\[ \newcommand{\desc}[1]{\langle #1 \rangle} \]

In this problem, we’ll walk through and complete a proof of Rice’s Theorem which was introduced in the reading.

Let \(P\) be a language whose strings are Turing machine descriptions that satisfy an arbitrary predicate \(f\), *i.e.*,

\[ P = \{\, \desc{M} \mid f(M) \,\} \]

(*Note*: throughout this lab, \(P\) will refer to this Turing machine, not the complexity class \(P\)!)

where \(f\) is a proposition ranging over Turing machine descriptions. For example, the following are propositions over a Turing machine, call it \(M\):

- \(L(M)\) is finite.
- \(M\) writes a
`$`

on its tape for some input.

Rice’s Theorem demands two properties are true about \(P\).

- \(P\) is non-trivial: there exists \(M_1\) and \(M_2\) such that \(\desc{M_1} \in P\) and \(\desc{M_2} \notin P\).
- \(P\) is a language property: if \(L(M_1) = L(M_2)\) then \(\desc{M_1} \in P \Leftrightarrow \desc{M_2} \in P\).

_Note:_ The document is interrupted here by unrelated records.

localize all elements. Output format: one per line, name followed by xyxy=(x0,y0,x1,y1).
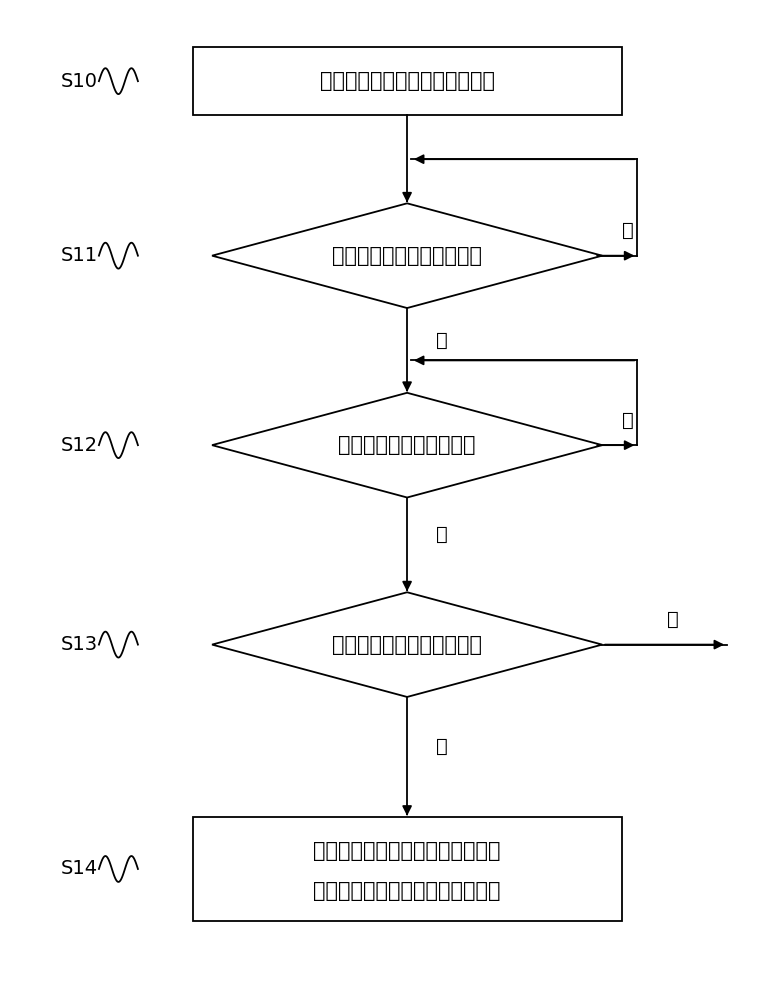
Text: 反射功率是否大于第一阈值: 反射功率是否大于第一阈值 xyxy=(332,246,482,266)
Polygon shape xyxy=(212,203,602,308)
Polygon shape xyxy=(212,592,602,697)
Text: 设定可调阻抗元件的初始阻抗值: 设定可调阻抗元件的初始阻抗值 xyxy=(319,71,495,91)
Text: 否: 否 xyxy=(622,221,633,240)
Text: S14: S14 xyxy=(61,859,98,878)
Text: 是: 是 xyxy=(436,331,448,350)
Text: 是: 是 xyxy=(436,525,448,544)
Text: 否: 否 xyxy=(622,411,633,430)
Text: 射频电源的频率是否稳定: 射频电源的频率是否稳定 xyxy=(338,435,476,455)
Text: S11: S11 xyxy=(61,246,98,265)
Text: 反射功率是否大于第二阈值: 反射功率是否大于第二阈值 xyxy=(332,635,482,655)
Text: S10: S10 xyxy=(61,72,98,91)
Polygon shape xyxy=(212,393,602,498)
Text: S13: S13 xyxy=(61,635,98,654)
Text: 根据同轴电缆上对地电压与电流，: 根据同轴电缆上对地电压与电流， xyxy=(313,841,501,861)
Bar xyxy=(193,817,622,921)
Text: 得出一调节步长来调节可调阻抗值: 得出一调节步长来调节可调阻抗值 xyxy=(313,881,501,901)
Text: 否: 否 xyxy=(666,610,678,629)
Bar xyxy=(193,47,622,115)
Text: 是: 是 xyxy=(436,737,448,756)
Text: S12: S12 xyxy=(61,436,98,455)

# Problem 1: Language Property Example

Let’s first check that we understand what we mean by “language property”.

Let:

\[ P = \{\, \desc{M} \mid \text{$M$ writes a `\$' on its tape for some input.} \,\}. \]

With your group, ultimately discuss and answer why \(P\) *does not* fulfill the definition of language property. Make sure to appeal to the above definition of language property in your argument.

# Problem 2: Core Reduction

Now let’s proceed with the core of the proof of Rice’s theorem. First we’ll complete the core reduction under a set of assumptions about our property \(P\). We’ll then discuss after the fact why these assumptions are sound given the constraints of Rice’s theorem.

Assume the following:

- There exists a TM \(T\) such that \(\desc{T} \in P\).
- Define the TM that rejects all strings to be \(T_{\emptyset}\). Assume that \(\desc{T_{\emptyset}} \notin P\).

Use \(T\) to construct a mapping reduction from \(A_\mathsf{TM}\) to \(P\). Keep in mind the following insights while constructing your mapping reduction:

- Your mapping construction, when given an input to \(A_\mathsf{TM}\) of the form \(\desc{M, w}\) should produce a TM \(\desc{M'}\) with the property that \(M\) accepts \(w\) iff \(\desc{M'} \in P\).
- Note that we have asserted that (a) a machine \(T\) exists that is in \(P\) and (b) the machine that rejects all strings \(T_\emptyset\) is not in \(P\). Use these as the targets for your mapping function as described in “Undecidable Proof Strategies” handout.

Once you have a candidate reduction, check your answer with the course staff.

# Problem 3: The First Constraint

With the reduction completed, we need to show where the two constraints came from. Let’s briefly talk about the first constraint.

In a few sentences, explain why the constraints of Rice’s Theorem on \(P\) imply that there exists a TM \(T\) such that \(\desc{T} \in P\).

# Problem 4: The Final Fix-Up

The second constraint is really an assumption “without loss of generality”. In other words, even if \(T_\emptyset \in P\), we can still complete the proof with a little bit inconsequential fix-up to our proof. Note that we can’t simply work with \(T_\emptyset\) directly in this case because our mapping reduction will fail in a style similar to \(E_{TM}\). We instead need to do something else.

It turns out that the fix-up is to consider instead the complement of \(P\):

\[ \overline{P} = \{\, \desc{M} \mid \desc{M} \notin P \,\}. \]

The reduction above then holds, but shows that \(A_\mathsf{TM} \leq_m \overline{P}\) rather than \(P\).

Determine how a decider for \(\overline{P}\) could be used to create a decider for \(P\), allowing us to conclude that \(A_\mathsf{TM} \leq \overline{P}\) as well. Check your reasoning for this and the previous part with the course staff when you are done.